Le retour des doctrines de la guerre juste dans les discours
des grandes puissances pourrait suffire à en condamner le
concept. Ces doctrines ne servent-elles pas de masque aux puissances
qui tentent de justifier leurs entreprises impérialistes
sous prétexte d'interventions armées faites au nom du droit, de
l'humanitaire ou de la démocratie ? Si vouloir la justice au prix
de la guerre revient souvent à imposer sa propre conception du
juste, la réalité même de la guerre - l'usage de la violence armée
à des fins politiques - la couperait néanmoins du droit comme
de la morale. Du droit, dès lors que ce dernier se réduit à l'expression
des rapports de force qu'il entérine et demeure incapable
de faire respecter les principes sur lesquels il se fonde, surtout
au niveau international où règne la lutte de chacun contre tous.

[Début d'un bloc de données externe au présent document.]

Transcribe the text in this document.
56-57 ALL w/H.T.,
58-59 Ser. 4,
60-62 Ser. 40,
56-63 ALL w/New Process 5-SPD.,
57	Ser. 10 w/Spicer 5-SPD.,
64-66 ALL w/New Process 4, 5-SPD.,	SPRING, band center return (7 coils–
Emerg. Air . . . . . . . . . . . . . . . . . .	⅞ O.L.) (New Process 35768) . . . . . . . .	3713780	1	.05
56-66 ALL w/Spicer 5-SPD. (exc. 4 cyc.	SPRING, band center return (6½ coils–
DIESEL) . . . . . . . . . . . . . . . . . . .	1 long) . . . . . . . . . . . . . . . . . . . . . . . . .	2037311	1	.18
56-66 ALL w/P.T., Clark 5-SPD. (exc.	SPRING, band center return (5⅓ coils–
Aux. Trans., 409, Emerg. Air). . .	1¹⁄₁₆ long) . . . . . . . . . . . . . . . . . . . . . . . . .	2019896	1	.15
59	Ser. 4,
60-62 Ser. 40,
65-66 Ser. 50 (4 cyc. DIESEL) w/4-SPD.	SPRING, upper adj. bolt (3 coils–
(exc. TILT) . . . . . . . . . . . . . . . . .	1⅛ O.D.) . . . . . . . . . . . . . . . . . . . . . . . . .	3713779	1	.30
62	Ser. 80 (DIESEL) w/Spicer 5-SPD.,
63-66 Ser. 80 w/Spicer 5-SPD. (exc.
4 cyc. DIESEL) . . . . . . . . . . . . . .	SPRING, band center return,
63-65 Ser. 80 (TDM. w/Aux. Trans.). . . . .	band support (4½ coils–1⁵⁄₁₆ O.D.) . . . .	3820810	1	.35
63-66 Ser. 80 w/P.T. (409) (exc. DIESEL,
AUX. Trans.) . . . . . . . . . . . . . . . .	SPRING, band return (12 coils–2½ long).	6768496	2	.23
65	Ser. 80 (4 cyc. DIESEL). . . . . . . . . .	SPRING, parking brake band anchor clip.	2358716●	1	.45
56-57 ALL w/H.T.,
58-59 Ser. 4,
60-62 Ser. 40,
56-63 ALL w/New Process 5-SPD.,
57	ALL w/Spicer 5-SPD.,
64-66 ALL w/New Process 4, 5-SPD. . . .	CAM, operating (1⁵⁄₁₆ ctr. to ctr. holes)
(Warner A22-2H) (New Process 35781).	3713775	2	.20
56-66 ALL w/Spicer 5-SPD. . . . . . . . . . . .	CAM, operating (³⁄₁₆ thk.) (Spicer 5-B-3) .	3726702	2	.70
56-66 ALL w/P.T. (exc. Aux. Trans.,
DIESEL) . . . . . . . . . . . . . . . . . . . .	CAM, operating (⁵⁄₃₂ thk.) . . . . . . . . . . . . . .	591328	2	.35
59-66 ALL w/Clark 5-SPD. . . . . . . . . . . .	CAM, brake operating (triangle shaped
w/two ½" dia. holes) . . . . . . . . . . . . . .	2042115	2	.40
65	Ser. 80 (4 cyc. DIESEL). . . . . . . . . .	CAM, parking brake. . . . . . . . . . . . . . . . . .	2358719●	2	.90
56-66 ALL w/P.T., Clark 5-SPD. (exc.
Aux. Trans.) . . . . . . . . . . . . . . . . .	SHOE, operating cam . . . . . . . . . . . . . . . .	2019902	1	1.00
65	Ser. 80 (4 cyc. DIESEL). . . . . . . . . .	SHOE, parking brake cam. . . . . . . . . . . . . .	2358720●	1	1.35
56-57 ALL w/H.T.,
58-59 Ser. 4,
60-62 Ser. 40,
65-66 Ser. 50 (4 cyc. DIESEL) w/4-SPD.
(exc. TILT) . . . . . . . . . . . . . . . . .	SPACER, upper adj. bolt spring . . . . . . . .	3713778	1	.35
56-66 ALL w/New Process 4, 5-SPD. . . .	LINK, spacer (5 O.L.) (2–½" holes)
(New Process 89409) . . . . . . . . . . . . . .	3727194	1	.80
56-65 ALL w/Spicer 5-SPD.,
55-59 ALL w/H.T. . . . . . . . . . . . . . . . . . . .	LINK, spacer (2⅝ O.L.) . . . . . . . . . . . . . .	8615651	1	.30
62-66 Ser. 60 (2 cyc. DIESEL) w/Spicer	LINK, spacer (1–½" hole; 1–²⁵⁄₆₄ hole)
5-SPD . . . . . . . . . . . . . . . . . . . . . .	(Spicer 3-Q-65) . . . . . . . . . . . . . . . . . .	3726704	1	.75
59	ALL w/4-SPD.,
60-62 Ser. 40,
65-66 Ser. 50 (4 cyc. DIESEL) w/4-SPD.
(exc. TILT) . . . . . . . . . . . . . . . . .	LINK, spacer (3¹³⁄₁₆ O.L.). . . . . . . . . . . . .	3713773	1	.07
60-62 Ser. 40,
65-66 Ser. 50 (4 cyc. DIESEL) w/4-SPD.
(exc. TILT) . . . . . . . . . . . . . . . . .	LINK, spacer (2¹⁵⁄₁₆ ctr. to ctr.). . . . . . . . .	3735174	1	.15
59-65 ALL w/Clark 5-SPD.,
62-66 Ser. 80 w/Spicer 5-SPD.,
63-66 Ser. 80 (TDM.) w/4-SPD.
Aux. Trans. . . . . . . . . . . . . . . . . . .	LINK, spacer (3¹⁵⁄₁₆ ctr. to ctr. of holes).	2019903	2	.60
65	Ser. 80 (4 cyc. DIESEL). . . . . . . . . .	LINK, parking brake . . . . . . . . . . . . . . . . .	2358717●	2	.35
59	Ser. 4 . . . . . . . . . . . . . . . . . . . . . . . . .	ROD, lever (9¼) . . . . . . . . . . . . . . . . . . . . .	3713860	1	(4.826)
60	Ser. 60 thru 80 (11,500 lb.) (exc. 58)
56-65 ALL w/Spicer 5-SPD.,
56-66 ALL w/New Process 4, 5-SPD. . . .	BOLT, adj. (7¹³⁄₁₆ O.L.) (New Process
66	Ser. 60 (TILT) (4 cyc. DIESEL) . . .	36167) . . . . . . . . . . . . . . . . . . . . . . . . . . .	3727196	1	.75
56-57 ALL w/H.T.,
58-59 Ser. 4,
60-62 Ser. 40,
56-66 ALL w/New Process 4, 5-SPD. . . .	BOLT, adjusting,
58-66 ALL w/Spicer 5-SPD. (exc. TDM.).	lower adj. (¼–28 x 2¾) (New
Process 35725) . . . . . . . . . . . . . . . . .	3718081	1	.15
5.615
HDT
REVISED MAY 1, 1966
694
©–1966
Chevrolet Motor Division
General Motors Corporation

De la morale, comprise comme un discours inapte à expliciter
la politique et à la transformer.
Faut-il alors condamner d'emblée toute réflexion sur la
guerre juste ? Une telle condamnation de principe récuserait
toute forme d'examen philosophique de notions morales dès
lors que des crimes ont été commis en leur nom. Toute évaluation
normative, comme toute critique politique, deviendrait
impossible. Et comment blâmer le mauvais usage des concepts
moraux sans en connaître d'abord le sens ? Dénoncer une
guerre comme injuste, ou refuser les usages politiques qu'on
peut en faire, suppose des catégories morales et juridiques permettant
de dégager des critères de justice applicables à la
guerre. À partir de leur histoire intellectuelle, de leurs argumentaires
contemporains et d'une comparaison avec les normes
du droit international public, cet ouvrage entend exposer les
doctrines de la guerre juste afin d'en évaluer les arguments
et d'offrir des outils conceptuels permettant un point de vue
critique sur les guerres. Trois grands axes de la théorie sont
présentés : le droit de la guerre (jus ad bellum), le droit dans la
guerre (jus in bello) et le droit d'après-guerre (jus post bellum).